Williams Juliet A
Novartis Institutes for Biomedical Research, Cambridge, MA 02139, USA.
J Clin Med. 2018 Mar 2;7(3):41. doi: 10.3390/jcm7030041.
The ability to create patient derived xenografts (PDXs) has evolved considerably from the breakthrough of the development of immune compromised mice. How researchers in drug discovery have utilized PDX of certain cancer types has also changed from traditionally selecting a few models to profile a drug, to opting to assess inter-tumor response heterogeneity by screening across a broad range of tumor models, and subsequently to enable clinical stratification strategies. As with all models and methodologies, imperfections with this approach are apparent, and our understanding of the fidelity of these models continues to expand. To date though, they are still viewed as one of the most faithful modeling systems in oncology.

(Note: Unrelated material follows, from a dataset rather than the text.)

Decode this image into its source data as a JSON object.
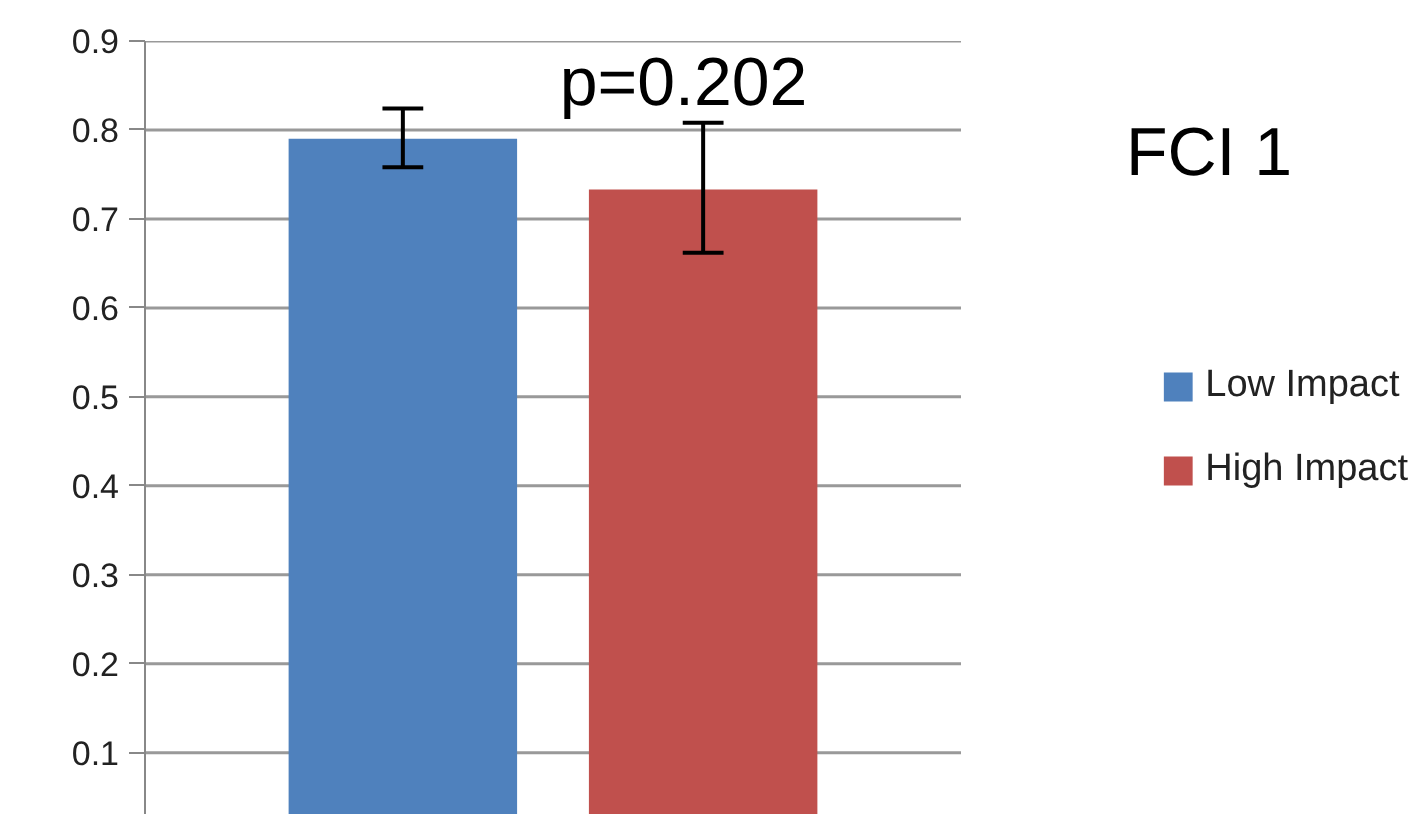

Currently, there are many efforts ongoing to increase the utility and translatability of PDXs, including introducing a human immune component to enable immunotherapy studies.
从免疫缺陷小鼠的突破性发展以来,创建患者来源异种移植模型(PDXs)的能力有了很大的进步。药物研发领域的研究人员对某些癌症类型的PDX模型的利用方式也发生了变化,从传统上选择少数模型来评估药物,转变为通过在广泛的肿瘤模型中进行筛选来评估肿瘤间反应的异质性,进而实现临床分层策略。与所有模型和方法一样,这种方法的缺陷显而易见,而且我们对这些模型逼真度的理解也在不断扩展。不过,迄今为止,它们仍被视为肿瘤学中最逼真的建模系统之一。目前,人们正在进行许多努力来提高PDXs的实用性和可转化性,包括引入人类免疫成分以开展免疫治疗研究。